Arkansas School Choice Lawsuit Dismissed as Moot by 8th Circuit

By Aditi Mukherji, JD on August 06, 2013 | Last updated on March 21, 2019

The Eighth Circuit Court of Appeals has ruled that the appeal from a lower court's ruling -- that an Arkansas school choice law violates the Equal Protection Clause -- is moot due to the General Assembly's enactment of a new school choice law.

The court held the case was rendered moot due to the enactment of the Public School Choice Act of 2013, which repealed the former school choice law in its entirety.

Public School Choice Act of 1989

The Arkansas Public School Choice Act of 1989 permitted inter-district transfers of students.

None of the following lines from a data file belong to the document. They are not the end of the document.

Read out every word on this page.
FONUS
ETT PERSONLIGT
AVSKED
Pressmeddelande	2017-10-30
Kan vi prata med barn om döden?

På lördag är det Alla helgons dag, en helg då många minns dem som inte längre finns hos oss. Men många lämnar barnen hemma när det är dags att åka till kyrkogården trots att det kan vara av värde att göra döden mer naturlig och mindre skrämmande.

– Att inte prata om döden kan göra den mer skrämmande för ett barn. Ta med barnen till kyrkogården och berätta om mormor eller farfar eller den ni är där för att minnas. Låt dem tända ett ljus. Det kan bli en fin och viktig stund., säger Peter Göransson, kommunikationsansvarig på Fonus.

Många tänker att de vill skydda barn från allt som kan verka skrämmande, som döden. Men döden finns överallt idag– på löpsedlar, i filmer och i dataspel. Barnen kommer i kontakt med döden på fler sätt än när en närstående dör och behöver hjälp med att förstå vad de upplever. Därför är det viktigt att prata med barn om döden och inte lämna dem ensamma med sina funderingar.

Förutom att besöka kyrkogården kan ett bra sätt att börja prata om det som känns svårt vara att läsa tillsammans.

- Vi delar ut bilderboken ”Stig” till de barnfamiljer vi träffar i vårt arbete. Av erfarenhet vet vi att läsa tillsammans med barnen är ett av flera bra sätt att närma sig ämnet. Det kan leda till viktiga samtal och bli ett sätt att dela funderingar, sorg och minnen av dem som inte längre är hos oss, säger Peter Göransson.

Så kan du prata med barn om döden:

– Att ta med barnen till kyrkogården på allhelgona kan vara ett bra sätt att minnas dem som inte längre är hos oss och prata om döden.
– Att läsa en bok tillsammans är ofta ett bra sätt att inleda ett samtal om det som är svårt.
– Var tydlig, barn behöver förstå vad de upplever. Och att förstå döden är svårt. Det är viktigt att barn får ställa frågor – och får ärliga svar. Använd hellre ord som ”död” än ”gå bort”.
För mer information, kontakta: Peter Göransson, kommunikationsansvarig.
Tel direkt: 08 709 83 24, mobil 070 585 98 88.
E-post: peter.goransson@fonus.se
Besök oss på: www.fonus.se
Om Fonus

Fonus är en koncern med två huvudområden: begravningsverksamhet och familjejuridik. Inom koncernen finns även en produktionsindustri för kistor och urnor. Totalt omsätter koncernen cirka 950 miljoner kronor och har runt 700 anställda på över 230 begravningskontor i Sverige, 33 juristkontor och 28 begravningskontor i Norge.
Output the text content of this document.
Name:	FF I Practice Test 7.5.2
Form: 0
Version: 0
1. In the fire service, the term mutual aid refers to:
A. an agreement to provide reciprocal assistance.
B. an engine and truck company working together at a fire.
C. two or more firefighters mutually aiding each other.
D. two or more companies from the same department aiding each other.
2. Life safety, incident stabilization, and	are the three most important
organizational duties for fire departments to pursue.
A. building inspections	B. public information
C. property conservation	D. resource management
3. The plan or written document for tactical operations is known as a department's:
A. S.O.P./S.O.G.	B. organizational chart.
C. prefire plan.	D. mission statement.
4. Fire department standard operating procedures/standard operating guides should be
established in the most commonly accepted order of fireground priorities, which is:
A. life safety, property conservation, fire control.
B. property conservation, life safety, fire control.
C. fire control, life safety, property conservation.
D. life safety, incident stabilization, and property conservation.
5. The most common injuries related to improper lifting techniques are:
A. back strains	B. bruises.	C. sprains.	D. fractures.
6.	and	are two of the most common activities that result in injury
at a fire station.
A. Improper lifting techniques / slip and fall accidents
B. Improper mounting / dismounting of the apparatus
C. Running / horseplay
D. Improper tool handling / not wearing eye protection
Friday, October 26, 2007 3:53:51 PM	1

However, the statute contained provisions aimed at preventing such transfers from harming desegregation efforts in either the sending or receiving district, according to Education Week.

Two white families challenged the statute when they couldn't transfer their children from the Malvern school district (60 percent white), to the Magnet Cove district (95 percent white) because of the desegregation provisions of the school choice law.

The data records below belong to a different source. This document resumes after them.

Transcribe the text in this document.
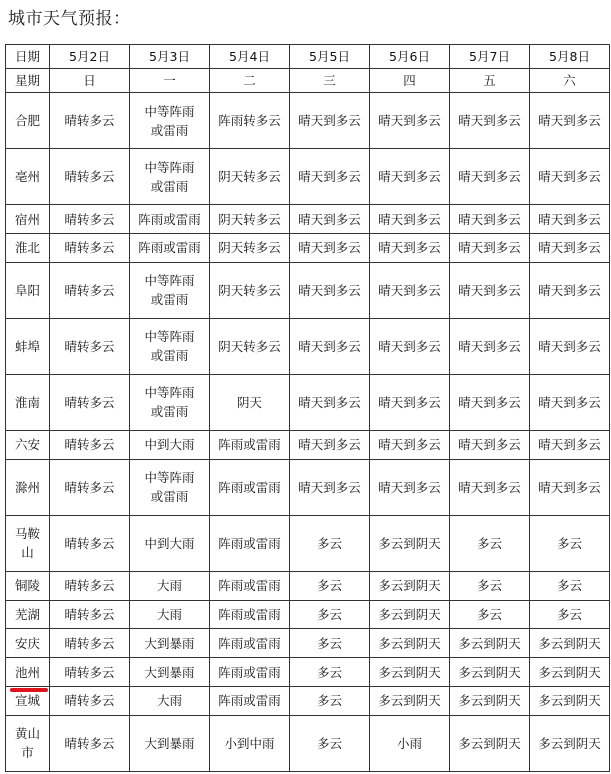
城市天气预报：
日期	5月2日	5月3日	5月4日	5月5日	5月6日	5月7日	5月8日
星期	日	一	二	三	四	五	六
合肥	晴转多云	中等阵雨或雷雨	阵雨转多云	晴天到多云	晴天到多云	晴天到多云	晴天到多云
亳州	晴转多云	中等阵雨或雷雨	阴天转多云	晴天到多云	晴天到多云	晴天到多云	晴天到多云
宿州	晴转多云	阵雨或雷雨	阴天转多云	晴天到多云	晴天到多云	晴天到多云	晴天到多云
淮北	晴转多云	阵雨或雷雨	阴天转多云	晴天到多云	晴天到多云	晴天到多云	晴天到多云
阜阳	晴转多云	中等阵雨或雷雨	阴天转多云	晴天到多云	晴天到多云	晴天到多云	晴天到多云
蚌埠	晴转多云	中等阵雨或雷雨	阴天转多云	晴天到多云	晴天到多云	晴天到多云	晴天到多云
淮南	晴转多云	中等阵雨或雷雨	阴天	晴天到多云	晴天到多云	晴天到多云	晴天到多云
六安	晴转多云	中到大雨	阵雨或雷雨	晴天到多云	晴天到多云	晴天到多云	晴天到多云
滁州	晴转多云	中等阵雨或雷雨	阵雨或雷雨	晴天到多云	晴天到多云	晴天到多云	晴天到多云
马鞍山	晴转多云	中到大雨	阵雨或雷雨	多云	多云到阴天	多云	多云
铜陵	晴转多云	大雨	阵雨或雷雨	多云	多云到阴天	多云	多云
芜湖	晴转多云	大雨	阵雨或雷雨	多云	多云到阴天	多云	多云
安庆	晴转多云	大到暴雨	阵雨或雷雨	多云	多云到阴天	多云到阴天	多云到阴天
池州	晴转多云	大到暴雨	阵雨或雷雨	多云	多云到阴天	多云到阴天	多云到阴天
宣城	晴转多云	大雨	阵雨或雷雨	多云	多云到阴天	多云到阴天	多云到阴天
黄山市	晴转多云	大到暴雨	小到中雨	多云	小雨	多云到阴天	多云到阴天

The families challenged the law on equal-protection grounds -- and prevailed. A federal district judge struck down the 1989 law, holding that the state may not base inter-district transfer decisions solely on race.

School Choice Act of 2013

The families were gunning for the Supreme Court in quest to make precedent. But those dreams were dashed when Arkansas lawmakers passed the Public School Choice Act of 2013, which re-established transfer options without the race-based limitations of the 1989 law.

The 2013 statute contains an exemption ostensibly for school districts that are subject to federal desegregation orders and mandates to continue to take race into account in transfer requests, according to Education Week.

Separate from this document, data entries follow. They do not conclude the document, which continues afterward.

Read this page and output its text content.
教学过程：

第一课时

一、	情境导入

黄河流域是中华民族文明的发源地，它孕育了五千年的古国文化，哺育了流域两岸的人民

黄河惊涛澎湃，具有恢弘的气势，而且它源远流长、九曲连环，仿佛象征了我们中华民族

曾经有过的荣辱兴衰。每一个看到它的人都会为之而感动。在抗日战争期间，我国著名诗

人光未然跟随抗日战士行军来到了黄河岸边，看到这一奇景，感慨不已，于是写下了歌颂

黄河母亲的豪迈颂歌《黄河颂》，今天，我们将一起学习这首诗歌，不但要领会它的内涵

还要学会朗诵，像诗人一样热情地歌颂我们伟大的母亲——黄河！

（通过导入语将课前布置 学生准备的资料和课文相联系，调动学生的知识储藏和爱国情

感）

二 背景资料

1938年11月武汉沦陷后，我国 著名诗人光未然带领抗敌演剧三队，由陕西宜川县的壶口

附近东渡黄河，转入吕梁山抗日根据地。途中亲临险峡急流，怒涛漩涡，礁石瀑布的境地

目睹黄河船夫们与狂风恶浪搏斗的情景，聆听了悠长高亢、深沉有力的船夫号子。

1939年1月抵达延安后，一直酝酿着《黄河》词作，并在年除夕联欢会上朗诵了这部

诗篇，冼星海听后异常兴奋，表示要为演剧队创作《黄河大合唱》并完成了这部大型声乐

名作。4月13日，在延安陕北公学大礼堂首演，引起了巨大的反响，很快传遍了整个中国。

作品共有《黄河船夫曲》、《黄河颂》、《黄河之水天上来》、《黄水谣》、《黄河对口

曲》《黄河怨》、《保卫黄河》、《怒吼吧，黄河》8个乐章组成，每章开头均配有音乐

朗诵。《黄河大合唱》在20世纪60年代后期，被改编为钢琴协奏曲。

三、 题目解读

Sorry White Folks, It's Moot

The three-judge panel of the Eighth Circuit Court of Appeals ruled that the passage of the 2013 law meant that the white families no longer had a live controversy and thus their case was moot. (After all, the families applied for transfers under the new law and were approved.)

Parents argued the case should be ruled on its merits because the new law expires in 2015, and the General Assembly will be free to reenact the race-based limitations.

But alas, the court didn't think it plausible that state lawmakers might revert to the race-based restrictions. The "General Assembly's decision to rewrite the entire statute and remove all race-based classifications evidenced its intent to move away from this constitutionally sensitive issue," the court ruled.

At the end of the day, the State (sorta) won on procedural grounds, not on the merits, by ditching the allegedly unconstitutional practice before a final resolution could be reached by the courts.